Aβ immunoreactivity in APP^V717F+/− TG mice with the three Apoe genotypes: (A) Apoe^−/−; (B) Apoe^+/−; and (C) Apoe^+/+ at 21/22 mo of age. Sections were stained with an antibody specific for Aβ_1–42 (21F12; see Materials and Methods for details). There is a decrease in the area occupied by Aβ immunoreactivity in the hippocampus of APP^V717F+/− Apoe^−/− mice and a complete absence of Aβ immunoreactivity (including total Aβ; see also Fig. 1) in the cerebral cortex (A). The distribution of Aβ_1–42 immunoreactivity was similar in all genotypes, with the exception of the dentate gyrus of the hippocampus where the polymorph layer was preferentially affected in APP^V717F+/− Apoe^−/− mice. Note the absence of Aβ deposits in the outer molecular layer of the dentate gyrus in Apoe^−/− compared with Apoe^+/+ mice (A vs.
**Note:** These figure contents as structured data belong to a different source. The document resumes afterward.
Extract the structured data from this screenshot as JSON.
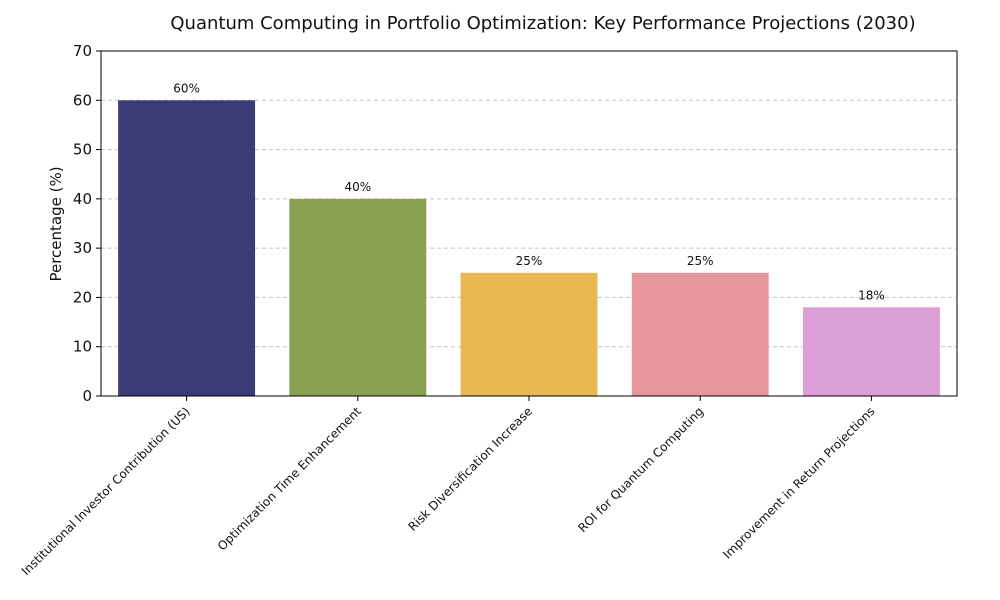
{
  "chart_data": {
    "type": "bar",
    "title": "Quantum Computing in Portfolio Optimization: Key Performance Projections (2030)",
    "xlabel": "",
    "ylabel": "Percentage (%)",
    "ylim": [
      0,
      70
    ],
    "yticks": [
      0,
      10,
      20,
      30,
      40,
      50,
      60,
      70
    ],
    "grid": true,
    "categories": [
      "Institutional Investor Contribution (US)",
      "Optimization Time Enhancement",
      "Risk Diversification Increase",
      "ROI for Quantum Computing",
      "Improvement in Return Projections"
    ],
    "values": [
      60,
      40,
      25,
      25,
      18
    ],
    "data_labels": [
      "60%",
      "40%",
      "25%",
      "25%",
      "18%"
    ],
    "colors": [
      "#3b3b77",
      "#8ba152",
      "#e8b952",
      "#e6979b",
      "#dc9ed6"
    ]
  }
}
B). (Original magnification ×5.)

Figure 5

Reduced glial activation in APP^V717F+/− Apoe^−/− TG mice. Glial activation was evaluated by GFAP immunohistochemistry (A and B) and tomato lectin histochemistry (C and D) on paraffin-embedded brain sections from 21/22-mo-old APP^V717F+/− Apoe^+/+ and APP^V717F+/− Apoe^−/− mice (see Materials and Methods for details). A range of glial staining for each genotype analyzed was apparent with an increase in GFAP immunoreactivity and lectin staining in the superficial layers of the cerebral cortex and hippocampus in APP^V717F+/− Apoe^+/+ mice (A and C, respectively) compared with APP^V717F+/− Apoe^−/− mice (B and D, respectively). Note clusters of intensely stained astrocytes (A, Inset) and microglia (C, Inset), which are more prominent in APP^V717F+/− Apoe^+/+ than in APP^V717F+/− Apoe^−/− mice. (×5; Inset, ×40.)

Figure 6

ApoE immunoreactivity is associated with a subset of Aβ immunoreactive deposits. (A) Total Aβ immunoreactive deposits (10D5 antibody); (B) apoE immunoreactive deposits; (C) thioflavine-S-fluorescent deposits; and (D) quantitation of Aβ, apoE, and thioflavine-S fluorescent (see Materials and Methods for details). ApoE immunoreactive deposits represent a subpopulation of the total Aβ deposits, but virtually all (≥99%) thioflavine-S-positive Aβ deposits are immunoreactive for apoE. The latter was determined by counting thioflavine-S-fluorescent Aβ deposits in both the hippocampus (n = 273) and cortex (n = 256) and determining by double staining in the same sections (B and C) whether these were also apoE positive (≥99% of thioflavine-S-fluorescent Aβ deposits in each region were apoE positive) (data not shown).